Now, before I get cards and letters - I realize that the OHSAA standards are the minimum, and that member schools are within their rights to require a higher standard than that minimum level. So I did a little survey of my own.

I went online to school websites, and also popped an email to the principals and athletic directors of 34 high schools in the four-county area, plus a few of our neighbors such as Maumee, Perrysburg, Sylvania, and Springfield, all members of OHSAA. Of those from whom I received information, only 2 used the minimum standards for academic eligibility, and Swanton was one of them.

That's the bad news.

Bryan and Bowling Green enforce 1.85 and 1.7, respectively. The vast majority of the rest use a 1.5 requirement, with varying methods to keep the kids at that level, such as requiring study tables when a grade dips or using weekly eligibility. (I made up a spreadsheet of this information, and if you'd like a copy just send me a note with your email address.)

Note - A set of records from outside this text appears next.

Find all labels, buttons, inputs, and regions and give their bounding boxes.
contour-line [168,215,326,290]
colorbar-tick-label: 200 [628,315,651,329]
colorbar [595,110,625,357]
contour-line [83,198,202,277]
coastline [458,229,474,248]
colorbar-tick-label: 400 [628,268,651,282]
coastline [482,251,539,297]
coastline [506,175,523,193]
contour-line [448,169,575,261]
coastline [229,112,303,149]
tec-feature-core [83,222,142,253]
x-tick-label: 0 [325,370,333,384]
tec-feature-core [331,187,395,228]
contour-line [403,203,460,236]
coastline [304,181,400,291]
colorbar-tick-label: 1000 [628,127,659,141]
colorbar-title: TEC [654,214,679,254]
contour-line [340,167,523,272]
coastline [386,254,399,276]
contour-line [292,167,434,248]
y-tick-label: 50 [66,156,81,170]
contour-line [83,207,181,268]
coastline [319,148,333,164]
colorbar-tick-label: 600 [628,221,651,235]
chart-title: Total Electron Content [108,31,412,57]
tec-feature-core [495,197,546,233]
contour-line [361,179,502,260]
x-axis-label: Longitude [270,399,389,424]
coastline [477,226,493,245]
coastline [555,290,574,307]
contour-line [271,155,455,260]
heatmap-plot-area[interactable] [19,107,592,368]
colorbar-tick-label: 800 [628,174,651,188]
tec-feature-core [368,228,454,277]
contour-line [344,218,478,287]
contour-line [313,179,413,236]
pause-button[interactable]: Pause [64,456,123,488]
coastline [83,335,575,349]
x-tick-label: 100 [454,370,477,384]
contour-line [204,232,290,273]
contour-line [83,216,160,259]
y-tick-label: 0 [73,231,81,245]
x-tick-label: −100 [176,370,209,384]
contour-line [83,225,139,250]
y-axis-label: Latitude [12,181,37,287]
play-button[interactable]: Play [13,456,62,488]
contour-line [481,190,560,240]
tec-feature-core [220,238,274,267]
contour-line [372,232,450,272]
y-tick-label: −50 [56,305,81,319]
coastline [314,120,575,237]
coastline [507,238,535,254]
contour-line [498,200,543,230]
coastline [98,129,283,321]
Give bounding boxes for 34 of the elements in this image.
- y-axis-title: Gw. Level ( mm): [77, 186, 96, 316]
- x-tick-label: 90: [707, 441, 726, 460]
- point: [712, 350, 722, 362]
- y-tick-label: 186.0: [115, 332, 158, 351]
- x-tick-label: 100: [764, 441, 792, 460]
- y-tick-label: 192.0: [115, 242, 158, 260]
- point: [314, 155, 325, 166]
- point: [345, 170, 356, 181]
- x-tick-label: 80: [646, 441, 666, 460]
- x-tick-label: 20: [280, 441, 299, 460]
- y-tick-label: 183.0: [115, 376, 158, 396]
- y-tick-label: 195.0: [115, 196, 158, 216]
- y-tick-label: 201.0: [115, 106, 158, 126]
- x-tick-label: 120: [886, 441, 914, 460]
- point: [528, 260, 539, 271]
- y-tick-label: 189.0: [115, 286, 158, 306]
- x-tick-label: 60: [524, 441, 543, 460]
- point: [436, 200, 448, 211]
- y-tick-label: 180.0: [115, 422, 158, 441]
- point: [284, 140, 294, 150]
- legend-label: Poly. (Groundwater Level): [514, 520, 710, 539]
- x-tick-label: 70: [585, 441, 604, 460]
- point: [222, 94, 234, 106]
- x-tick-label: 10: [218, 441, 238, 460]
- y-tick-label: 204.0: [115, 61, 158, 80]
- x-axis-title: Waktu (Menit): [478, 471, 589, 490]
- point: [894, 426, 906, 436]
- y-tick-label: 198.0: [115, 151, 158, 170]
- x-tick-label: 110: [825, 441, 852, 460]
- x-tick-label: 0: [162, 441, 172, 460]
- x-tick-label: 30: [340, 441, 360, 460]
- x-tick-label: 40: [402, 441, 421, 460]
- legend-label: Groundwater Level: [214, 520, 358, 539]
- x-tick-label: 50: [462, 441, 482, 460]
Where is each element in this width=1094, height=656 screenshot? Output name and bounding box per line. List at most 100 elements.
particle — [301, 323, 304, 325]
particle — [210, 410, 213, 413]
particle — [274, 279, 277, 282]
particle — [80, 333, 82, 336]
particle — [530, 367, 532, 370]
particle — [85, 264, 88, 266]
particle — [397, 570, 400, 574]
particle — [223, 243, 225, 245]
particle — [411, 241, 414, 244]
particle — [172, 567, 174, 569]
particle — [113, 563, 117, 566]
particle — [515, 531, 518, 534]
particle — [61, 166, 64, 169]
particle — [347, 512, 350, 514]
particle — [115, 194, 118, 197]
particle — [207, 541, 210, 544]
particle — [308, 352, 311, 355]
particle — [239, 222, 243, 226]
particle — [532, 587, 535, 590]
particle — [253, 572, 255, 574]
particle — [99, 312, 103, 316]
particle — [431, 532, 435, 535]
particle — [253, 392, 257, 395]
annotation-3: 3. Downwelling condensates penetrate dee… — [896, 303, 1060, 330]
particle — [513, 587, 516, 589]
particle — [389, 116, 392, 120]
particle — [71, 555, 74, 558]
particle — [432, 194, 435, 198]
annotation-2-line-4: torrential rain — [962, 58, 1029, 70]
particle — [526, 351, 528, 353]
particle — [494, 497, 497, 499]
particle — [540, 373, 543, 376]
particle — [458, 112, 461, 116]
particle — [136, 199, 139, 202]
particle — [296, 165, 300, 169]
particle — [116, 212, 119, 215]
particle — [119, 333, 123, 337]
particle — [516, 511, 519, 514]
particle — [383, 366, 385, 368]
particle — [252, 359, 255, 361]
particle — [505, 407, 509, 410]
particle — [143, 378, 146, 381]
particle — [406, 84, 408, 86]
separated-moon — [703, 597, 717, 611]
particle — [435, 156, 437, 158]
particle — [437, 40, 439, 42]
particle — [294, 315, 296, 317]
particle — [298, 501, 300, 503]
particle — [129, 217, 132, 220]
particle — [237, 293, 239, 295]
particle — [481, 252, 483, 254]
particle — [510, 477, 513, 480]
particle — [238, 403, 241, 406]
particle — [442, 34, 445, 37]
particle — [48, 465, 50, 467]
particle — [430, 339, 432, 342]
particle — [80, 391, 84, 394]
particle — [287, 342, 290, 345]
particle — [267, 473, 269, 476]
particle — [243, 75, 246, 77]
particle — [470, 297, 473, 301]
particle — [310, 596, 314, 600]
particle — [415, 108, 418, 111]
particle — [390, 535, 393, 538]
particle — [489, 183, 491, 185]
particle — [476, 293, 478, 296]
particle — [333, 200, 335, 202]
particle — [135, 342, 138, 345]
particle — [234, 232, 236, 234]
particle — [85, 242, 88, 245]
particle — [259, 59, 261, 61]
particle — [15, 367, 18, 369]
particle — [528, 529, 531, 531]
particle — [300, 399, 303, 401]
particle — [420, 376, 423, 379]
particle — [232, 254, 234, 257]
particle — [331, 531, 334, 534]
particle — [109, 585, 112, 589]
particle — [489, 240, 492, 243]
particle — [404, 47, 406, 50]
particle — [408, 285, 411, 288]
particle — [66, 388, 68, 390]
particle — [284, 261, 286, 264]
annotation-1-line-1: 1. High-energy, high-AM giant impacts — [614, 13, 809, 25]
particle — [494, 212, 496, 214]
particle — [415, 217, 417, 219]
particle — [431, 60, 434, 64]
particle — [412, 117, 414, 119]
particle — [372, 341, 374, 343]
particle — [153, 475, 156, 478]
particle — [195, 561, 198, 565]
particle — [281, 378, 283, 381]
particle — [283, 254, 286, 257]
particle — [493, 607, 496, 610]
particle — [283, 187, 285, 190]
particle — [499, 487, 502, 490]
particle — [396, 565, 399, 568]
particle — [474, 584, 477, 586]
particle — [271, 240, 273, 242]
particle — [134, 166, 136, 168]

Having fully expected to find schools using the old 2.0 standard, I confess to being very surprised at the results of my survey. Many parents with whom I spoke (at Swanton and other schools) were surprised as well, so at least I was in good company. Most were VERY surprised to learn how low the standards had dipped since their own high school days.

Anyway, I made a short statement and presentation at our April BOE meeting, and it seemed to meet with general approval (except from Dennis Heban - he told me later that it is inappropriate for a Board member to dictate to administrators what they should be doing. . . that They should recommend things to Us for approval, not the other way around, really . . . so evidently I went about this the wrong way - which shows my ignorance of how things should be done! how embarrassing!!)

The principal and assistant principal, along with our athletic director, put their heads together and came up with a recommendation that Swanton move to a 1.5 criteria. Given what I now know of our neighboring schools, that seems to be a reasonable compromise and a definite step in the right direction for our kids.

That's the good news!

Anything we can do to encourage our kids to do their best, is a positive thing!